Cuban dissident Julio Aleaga was granted one minute to tell his neighborhood council why he wanted to be a candidate in the elections Sunday, the first of several votes leading up to the expected reelection of Raúl Castro around February.
Another candidate, Lt. Col. Juan Carlos Zayas of the Interior Ministry, did not show up for the Sept. 23 gathering, Aleaga said. But Zayas won the nomination with 40 out of the 60 votes. The votes against Zayas were not even counted.
Havana portrays the electoral system as a grass-roots democracy, although there’s only one legal party, the Communist Party, no campaigning is allowed, no dissident has ever been accepted as a candidate and no national lawmaker has ever cast a no vote.
But Cubans say there’s far more interest in the U.S. presidential election Nov. 6 than on the predictable vote Sunday, and that the turnout at the neighborhood council that selected the first round of candidates averaged one-third of the eligible participants.
“I don’t see the most minimal interest in the election here because people know that’s not going to change anything,” said Mario Felix Lleonart, a protestant pastor in the central province of Santa Clara who regularly criticizes the government.
Highlighting the depth of the disaffection, a group of “democratic socialists” who back the government on many issues has even urged voters to draw a “D” on their ballots, to demand direct votes for president and acceptance of international human rights pacts.
Those elected to municipal councils have little power to change anything, declared one of the group’s leading members, Pedro Campos, a well-known Communist Party member, historian and former diplomat.
More than 90 percent of the island’s 8 million voters are expected to choose Sunday from the 30,000 candidates for the 168 municipal councils. Some of the winners will be selected to run later for provincial legislatures and still later for the National Assembly of People’s Power, most likely in a final round of balloting in February.
The Assembly then selects the Councils of State and Ministers, the standing bodies of the legislature, and their president, the country’s highest office. Castro was elected to those posts in 2008 and is widely expected to be chosen for a second five-year term.
Castro proposed during a Communist Party gathering in 2011 that all top offices be limited to two five-year terms, but it is not totally clear whether his 2008 term would count, or even whether the proposal was put into effect.
“Cubans are not expecting any surprises,” wrote the British Broadcasting Corp.’s man in Havana, Fernando Ravsberg. “They are convinced that Raúl Castro will be reelected and that nearly all of the (deputies) will be militants in the Cuban Communist Party.”
Official candidates usually win more than 90 percent of the vote. But analysts have noticed a rising number of blank or null ballots in recent elections, and dissidents have reported some small incidents surrounding preparations for the balloting Sunday.
Lleonart said his name mysteriously disappeared from the voter rolls, and that members of the Jehovah’s Witnesses, historically repressed in Cuba, have told him that all members have agreed to cast blank ballots.

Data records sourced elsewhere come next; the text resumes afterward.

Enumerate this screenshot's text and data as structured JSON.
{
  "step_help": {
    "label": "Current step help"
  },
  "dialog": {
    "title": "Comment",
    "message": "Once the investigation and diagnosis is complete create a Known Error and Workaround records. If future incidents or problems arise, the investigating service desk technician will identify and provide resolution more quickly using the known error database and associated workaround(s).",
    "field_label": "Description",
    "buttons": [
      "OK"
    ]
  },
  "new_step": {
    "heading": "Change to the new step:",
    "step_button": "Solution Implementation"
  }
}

In the central province of Sancti Spíritus, residents of the village of El Caney were reported to have refused to nominate any candidates to protest the government’s failure to fix a road all but destroyed by recent rains.
Police attended another neighborhood council in the eastern province of Santiago de Cuba to intimidate those who wanted to nominate independent journalist Walter Clavel Torres, said Jose Daniel Ferrer, a leading dissident in the province.
Aleaga said his request to become a candidate was met with shouts of “illiterate” from neighborhood hardliners but then sparked a short debate with “moderate communists” who argued that everyone had a right to be heard.
One of the most interesting candidacies is that of Sirley Ávila León, 53, who currently represents the Limones farming area on the Majibacoa municipal council in Las Tunas province. She was elected in 2005 and describes herself as a “revolutionary.”
But Avila sparked a hubbub when she gave a recent telephone interview to Radio/TV Marti, the Miami-based U.S. government broadcaster, complaining about the lack of government services in her district.
Supportive neighbors, nevertheless, endorsed her as a candidate for re-election on Sunday, she told El Nuevo Herald, and on Friday she confirmed that she remained a candidate, despite a rumor that she had been disqualified.
The only change, noted with a laugh, was that about 25 of her neighbors had disappeared from the voter rolls at her usual voting center, and apparently were transferred to a different district.
“My friends keep telling me that the authorities are afraid of me,” she said. “But I will continue working for Limones no matter what ... It’s not easy, but it can be done.”